But then, I’m not really an Apple fan, although I do like the iPad as an eReader. I’m a Microsoft user from way back. Sometimes I think I’m the only person in the world who likes their products, but Word is still my favourite word processor by a long way.
I’ve been using Office 365 ever since it was introduced, and it took a while but I really got to like OneDrive.
OneDrive is Microsoft’s cloud service, where you can store files online and access them anywhere you have access to the internet. Think DropBox or Google Drive.
It’s fabulous when you’re writing together, because both authors can work on the same manuscript at the same time. It’s especially ideal when you’re fine-tuning the story in those last weeks before sending the finished product away, or when you get the edited version back and want to work through the edits together.
Plus, it stores an off-line copy of the document you are working on, and synchronises it when you’re back on line.
It had some weird habits, like sometimes reinserting deleted text, so you’d get sections with duplicates, and some other strange stuff, but in general, it worked well.
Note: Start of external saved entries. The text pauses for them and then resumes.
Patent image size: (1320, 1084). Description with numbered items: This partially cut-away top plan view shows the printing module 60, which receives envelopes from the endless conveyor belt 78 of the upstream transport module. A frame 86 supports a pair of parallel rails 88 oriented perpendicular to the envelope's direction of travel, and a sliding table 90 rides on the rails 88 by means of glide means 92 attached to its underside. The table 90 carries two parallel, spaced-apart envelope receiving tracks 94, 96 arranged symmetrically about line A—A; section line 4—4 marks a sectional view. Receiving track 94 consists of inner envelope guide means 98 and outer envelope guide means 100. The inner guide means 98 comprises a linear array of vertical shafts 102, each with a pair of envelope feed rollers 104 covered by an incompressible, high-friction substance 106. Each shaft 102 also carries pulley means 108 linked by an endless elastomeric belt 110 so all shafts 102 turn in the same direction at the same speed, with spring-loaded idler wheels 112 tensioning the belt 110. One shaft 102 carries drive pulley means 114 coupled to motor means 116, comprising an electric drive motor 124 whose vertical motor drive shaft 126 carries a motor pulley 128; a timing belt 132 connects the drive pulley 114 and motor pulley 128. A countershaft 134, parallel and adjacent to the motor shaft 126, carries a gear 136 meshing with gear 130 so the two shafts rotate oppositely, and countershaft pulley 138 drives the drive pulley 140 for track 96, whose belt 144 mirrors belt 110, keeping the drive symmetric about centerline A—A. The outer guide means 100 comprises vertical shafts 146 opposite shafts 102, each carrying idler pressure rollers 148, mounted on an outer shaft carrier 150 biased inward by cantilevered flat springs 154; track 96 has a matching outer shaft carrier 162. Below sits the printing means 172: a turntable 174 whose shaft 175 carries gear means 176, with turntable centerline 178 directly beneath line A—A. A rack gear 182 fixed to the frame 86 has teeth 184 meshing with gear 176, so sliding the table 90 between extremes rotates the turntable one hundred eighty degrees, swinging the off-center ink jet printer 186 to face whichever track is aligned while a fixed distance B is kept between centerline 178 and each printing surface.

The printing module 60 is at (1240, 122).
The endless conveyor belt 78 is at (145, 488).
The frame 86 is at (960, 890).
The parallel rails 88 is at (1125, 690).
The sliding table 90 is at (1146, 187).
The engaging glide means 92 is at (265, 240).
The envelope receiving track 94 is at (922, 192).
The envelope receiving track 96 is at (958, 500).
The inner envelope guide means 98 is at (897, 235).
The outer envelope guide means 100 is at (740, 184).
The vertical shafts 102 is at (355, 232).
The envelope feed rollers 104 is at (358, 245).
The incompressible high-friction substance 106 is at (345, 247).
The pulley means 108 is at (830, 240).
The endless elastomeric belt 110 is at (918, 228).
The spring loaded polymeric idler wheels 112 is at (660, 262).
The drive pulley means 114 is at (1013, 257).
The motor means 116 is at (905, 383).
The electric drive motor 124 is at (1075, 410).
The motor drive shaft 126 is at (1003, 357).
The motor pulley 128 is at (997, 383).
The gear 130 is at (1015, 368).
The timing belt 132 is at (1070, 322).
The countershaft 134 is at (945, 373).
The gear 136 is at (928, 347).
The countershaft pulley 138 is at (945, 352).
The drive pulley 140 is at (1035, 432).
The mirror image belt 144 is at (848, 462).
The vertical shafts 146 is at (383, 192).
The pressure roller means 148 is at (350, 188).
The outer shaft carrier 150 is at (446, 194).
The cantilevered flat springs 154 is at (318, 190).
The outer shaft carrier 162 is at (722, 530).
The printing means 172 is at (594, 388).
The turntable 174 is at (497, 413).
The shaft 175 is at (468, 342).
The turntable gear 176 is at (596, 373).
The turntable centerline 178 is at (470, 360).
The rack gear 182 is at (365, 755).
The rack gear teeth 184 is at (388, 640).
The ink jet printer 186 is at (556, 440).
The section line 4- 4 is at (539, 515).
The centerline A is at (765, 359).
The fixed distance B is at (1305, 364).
Best of all, both Sherylyn and I can link to the same OneDrive files no matter which computer we are using.
Along came Windows 10
Windows 10 was introduced mid-year.
I work in IT. I know not to download an untried operating system while it’s still buggy. I know to check to see if my computer is compatible, even when the little “Hey, Windows 10 is here, do you want to download it” message keeps popping up on my laptop.
Yet one day I foolishly click the button. Long story short—bad idea. Windows 10 won’t load. So I revert to Windows 8.1.
My laptop has never been the same. I have to close it down completely now because it runs hot all the time if I don’t. It takes minutes (literally) to save a file onto the c: drive, even though it only takes seconds when I save the same file onto a USB port.
Worst of all, it killed my OneDrive.
I can see the files, I can click on them, but the files won’t open. I can open them from other computers. If I log into OneDrive I can open them from there. I just can’t open the files in Word.
I do everything I can think of. Uninstall and reinstall Office 365, uninstall and reinstall OneDrive. Log out of my account, log into my account. You name it, I try it. I google it, naturally, and find other people who’ve had similar problems. But no solution.
But wait, there’s more
Finally, I go to Microsoft support. They have a service where you can talk to an online representative to help solve your problem.
I wait for half an hour. “You’re in the queue. There is one person in front of you.” I use the time to write up a summary of the problem, including the links and solutions I had tried.
It times out in the end.
I start the whole process again. I finally connect with the help desk and paste in my tale of woe.
“I’ll look into it,” the operator says.
I wait, and wait some more. And wait some more.
Eventually, I get a message. ‘Ticket was closed’.
So I go through the whole process a third time.
This time we get further. The operator logs onto my laptop remotely. She looks at OneDrive, checks things there. “OneDrive is working fine,” she says.
“It’s only OneDrive files in Office,” I say. “It’s when I try to open the file in Office, or when I click on a file in Windows Explorer to open it.”
There’s no answer.
I wait. Then, over in the message box, I see the message—’ticket was closed’.
I still haven ‘t got OneDrive back to normal. Right now, I’m preparing myself for a fourth attempt at the support line.